Giudizi rapidi e sanzioni effettive per i criminali. Sembra uno slogan, ed è destinato a rimanere tale se non si individuano, per iniziativa dei ministri dell’Interno e della Giustizia, rinforzi ad hoc. L’ordinamento ha gli strumenti per costituire squadre rinforzate di polizia giudiziaria e magistrati inquirenti e giudicanti applicati agli uffici giudiziari di Prato, il cui organico oggi è del tutto insufficiente per fornire risposte celeri. È accaduto così in passato per tante zone ritenute “a rischio”, individuate come prioritarie per gli interventi: e questi, dal Casalese al Gargano, dal Reggino al Nisseno, non sono mancati, seguiti da risultati significativi.
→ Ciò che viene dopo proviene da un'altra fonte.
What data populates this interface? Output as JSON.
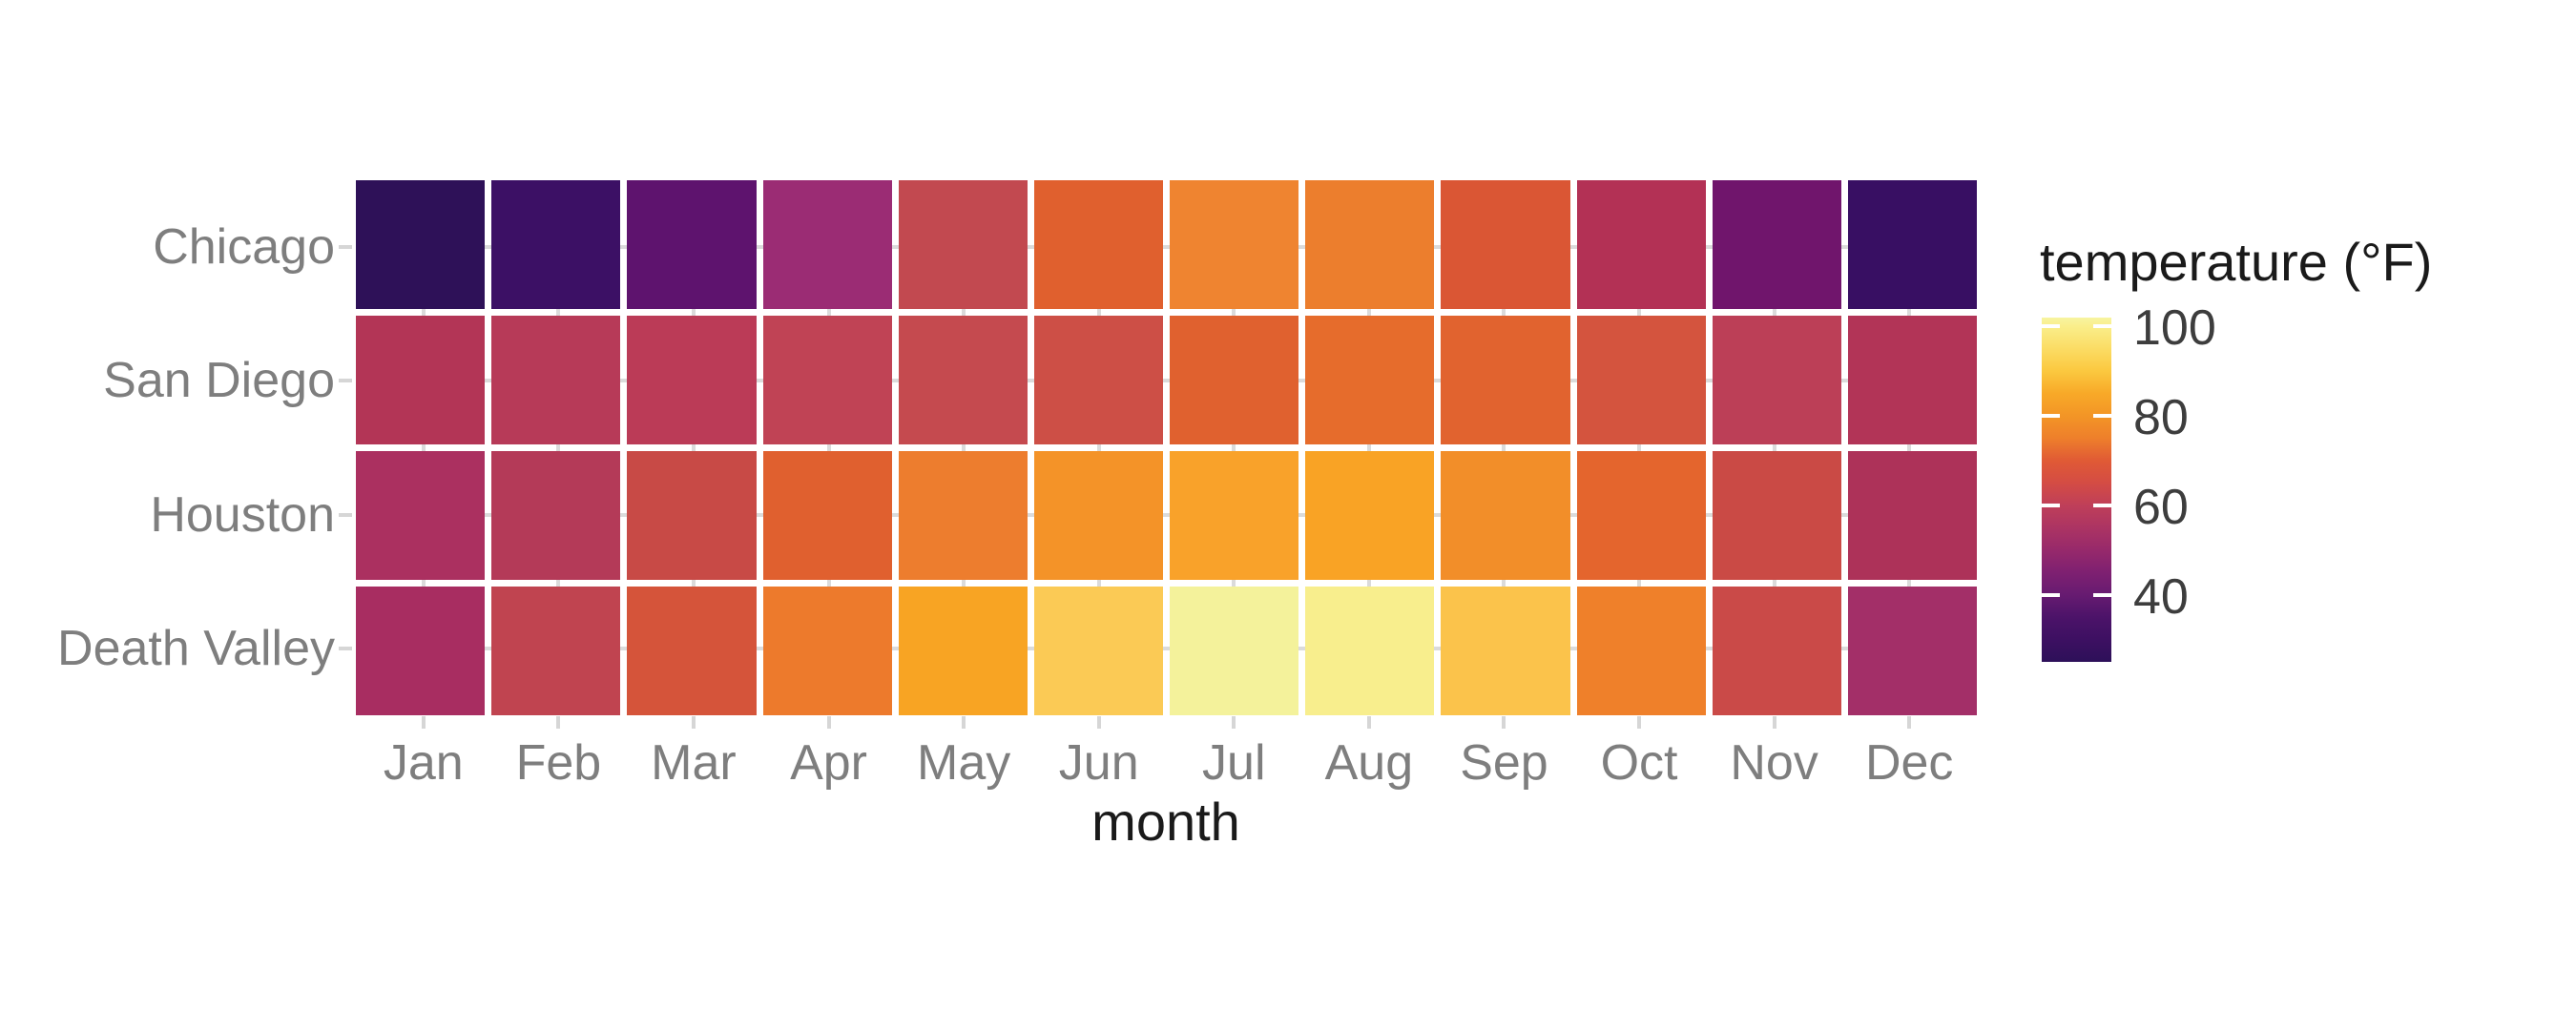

Ha un senso richiamare le misure adottate contro la camorra o altre mafie, perché le associazioni criminali che gestiscono i traffici illeciti di e con cinesi non sono meno pericolose e spietate;

Non solo carcere per gli sfruttatori e gli schiavisti, ma anche sequestri e confische dei beni. Senza scendere nel dettaglio tecnico, può essere necessaria qualche rettifica normativa per colpire con maggiore efficacia su questo fronte: non si lascino gli operatori della giustizia privi di questi strumenti! L’esperienza di contrasto nei confronti di delinquenti di origine cinese presenti in Italia rivela che, quando si passa ai fatti, loro preferiscono lasciare tutto e fuggire: se finora sono rimasti a Prato è perché, nel calcolo costi-benefici, preferiscono pagare una modesta ammenda per rientrare in possesso dei capannoni nei quali fanno svolgere il lavoro in condizioni disumane. Sottrarre loro i capannoni in via definitiva avrebbe un altro effetto;

Rinforzi quantitativi non solo sul fronte stretto delle forze di polizia e della magistratura, bensì pure su quello dei vari enti accertatori. Un conto è che in un capannone vadano un giorno ispettori della Asl, un giorno dell’Inps, un giorno ancora dell’Agenzia delle entrate, e così via, disperdendo tempo e lavoro, un conto è che un gruppo misto, rappresentativo di tutte le realtà abilitate a controlli, sottoponga a sistematiche ispezioni i luoghi di lavoro. Per fare questo sono necessari uomini e risorse, e a Prato oggi mancano gli uni e le altre.

Rimandare a casa i clandestini. È uno dei passaggi più complicati; ci sono difficoltà nei rapporti con la Cina, che spesso rifiuta di riconoscere come propri, e quindi di riprendere, cittadini identificati in Italia come cinesi irregolari. Ma le difficoltà restano insormontabili se non le si affronta con decisione e pazienza; e qui spetta alla capacità di pressione che può essere azionata dal Ministero degli Esteri e dalla Presidenza del Consiglio. Sullo stesso versante, manca in Toscana un Centro di identificazione e di espulsione: come si può immaginare di realizzare le espulsioni necessarie mandando cinesi irregolari in giro per i Cie siciliani o pugliesi?

Lavorare sulla reale integrazione dei regolari. Il che vuol dire anzitutto frequenza scolastica dei bambini: se vanno a scuola non lavorano nei sottoscala, imparano qualcosa e fanno una vita meno isolata. Vuol dire anche piena funzionalità di quell’accordo di integrazione che la legge prevede per ogni migrante regolarmente presente in Italia, e la cui piena applicazione permette di fruire di strumenti come la conoscenza della lingua.

L’operazione non è impossibile. Richiede un’azione di governo condotta con mano continuativa, non delegata a burocrati, pronta a fornire tutti i sostegni necessari – se è una priorità, non possono mancare – e ferma nell’esigere a scadenze ravvicinate il resoconto sul raggiungimento degli obiettivi. Richiede un governo che operi senza le distrazioni delle divisioni interne all’una o all’altra forza politica. Certo, è più facile commuoversi di fronte a ogni tragedia, e poi girarsi dall’altra parte: ma per questo non è necessario il governo. A Prato come a Lampedusa.